Scene after scene, the audience character would stop the action and let us all know how silly or cheap or contrived the action on stage was. It felt like the playwright taking us aside to apologize, “Look everyone, I get that theatre about theatre is overplayed, I’m also tired of adaptations, but this play is a deconstruction now so it’s okay.” Any chance I had to get invested in the narrative as presented was undercut by an author surrogate guilt tripping me. It felt like a playwright hedging their artistic bet. If the audience didn’t enjoy the show, it’s all okay because it was a big goof anyways and everyone was in on it from the start.
So don’t apologize.
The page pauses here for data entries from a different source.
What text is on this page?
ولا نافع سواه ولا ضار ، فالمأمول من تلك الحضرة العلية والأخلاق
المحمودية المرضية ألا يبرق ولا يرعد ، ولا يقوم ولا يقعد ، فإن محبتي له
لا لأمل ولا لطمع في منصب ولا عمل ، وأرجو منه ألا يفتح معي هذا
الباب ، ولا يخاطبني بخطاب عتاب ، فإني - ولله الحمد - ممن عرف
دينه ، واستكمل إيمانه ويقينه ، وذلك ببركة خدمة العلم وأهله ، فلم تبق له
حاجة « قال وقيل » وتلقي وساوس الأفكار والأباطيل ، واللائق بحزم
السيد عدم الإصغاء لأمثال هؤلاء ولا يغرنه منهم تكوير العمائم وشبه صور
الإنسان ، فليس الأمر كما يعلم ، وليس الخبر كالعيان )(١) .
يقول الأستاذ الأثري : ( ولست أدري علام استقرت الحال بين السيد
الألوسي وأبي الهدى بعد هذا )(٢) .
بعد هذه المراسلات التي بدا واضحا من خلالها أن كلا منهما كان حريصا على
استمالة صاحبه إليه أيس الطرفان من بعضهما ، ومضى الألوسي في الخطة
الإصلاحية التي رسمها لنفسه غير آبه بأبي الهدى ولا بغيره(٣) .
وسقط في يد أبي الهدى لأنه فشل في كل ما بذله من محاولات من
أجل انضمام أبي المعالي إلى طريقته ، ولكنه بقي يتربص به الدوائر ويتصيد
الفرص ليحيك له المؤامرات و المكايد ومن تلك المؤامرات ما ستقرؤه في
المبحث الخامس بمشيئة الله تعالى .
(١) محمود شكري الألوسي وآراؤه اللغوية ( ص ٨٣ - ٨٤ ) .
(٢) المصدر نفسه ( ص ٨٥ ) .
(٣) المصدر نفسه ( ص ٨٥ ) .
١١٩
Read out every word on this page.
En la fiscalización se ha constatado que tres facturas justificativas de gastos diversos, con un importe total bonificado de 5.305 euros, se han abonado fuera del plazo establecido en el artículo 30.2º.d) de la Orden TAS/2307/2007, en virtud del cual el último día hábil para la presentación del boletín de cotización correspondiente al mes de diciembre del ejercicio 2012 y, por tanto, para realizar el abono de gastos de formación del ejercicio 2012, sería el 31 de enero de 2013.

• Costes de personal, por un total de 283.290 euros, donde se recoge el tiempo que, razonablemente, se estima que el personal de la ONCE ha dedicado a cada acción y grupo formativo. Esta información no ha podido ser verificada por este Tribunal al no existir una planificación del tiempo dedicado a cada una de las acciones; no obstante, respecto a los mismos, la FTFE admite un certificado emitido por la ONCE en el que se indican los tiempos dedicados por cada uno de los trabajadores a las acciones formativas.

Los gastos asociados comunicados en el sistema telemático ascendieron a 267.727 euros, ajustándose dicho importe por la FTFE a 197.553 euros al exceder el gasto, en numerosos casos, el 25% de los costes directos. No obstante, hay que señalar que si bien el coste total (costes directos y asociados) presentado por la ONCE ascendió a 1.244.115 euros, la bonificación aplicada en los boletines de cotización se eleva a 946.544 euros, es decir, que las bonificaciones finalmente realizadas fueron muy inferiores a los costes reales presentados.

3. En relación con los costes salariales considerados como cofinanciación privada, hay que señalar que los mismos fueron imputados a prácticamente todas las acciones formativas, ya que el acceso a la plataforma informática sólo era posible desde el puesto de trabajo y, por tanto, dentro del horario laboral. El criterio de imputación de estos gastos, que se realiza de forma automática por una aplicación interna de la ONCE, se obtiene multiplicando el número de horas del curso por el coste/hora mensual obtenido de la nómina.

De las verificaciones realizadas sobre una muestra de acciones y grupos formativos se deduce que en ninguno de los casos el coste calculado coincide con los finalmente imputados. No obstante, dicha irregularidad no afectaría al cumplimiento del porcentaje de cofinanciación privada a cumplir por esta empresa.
Not after your show, and certainly not during it.
And this all felt very wrong, and just a little bit familiar. Increasingly, I’ve met artists who seem ashamed that the stuff they’re producing, the work that they’re passionate about, doesn’t meet the (rather arbitrary) standards to be considered real art. Art with some meat on its bones. Art of merit that’s going to get the right people talking and get itself noticed in all the right publications. They insist that the stuff they’ve been working on isn’t the real theme, and the next book or song or play or film is going to really explore some serious themes.
And I think that’s depressing. There isn’t anything wrong with creating art that doesn’t meet some arbitrary cut off for class. If you’re passionate about modern Chekov, let your freak flag fly high, and make that. There’s an audience out there that needs that, and is waiting for it, and they won’t care what the critic from the New York Times has to say about it. But the worst thing an artist can do is refuse to own their art, and make excuses and talk about how you all the classy, game changing stuff is coming down the line. If that’s the case, then just make that. And if it’s not, then take some real pride in the work you’re actually doing. Because making anything is an incredibly grueling, painfully exposing process, and to cheapen yourself by believing that your work is inferior to artists with differently aligned passions before any audience gets a chance to see it is crippling.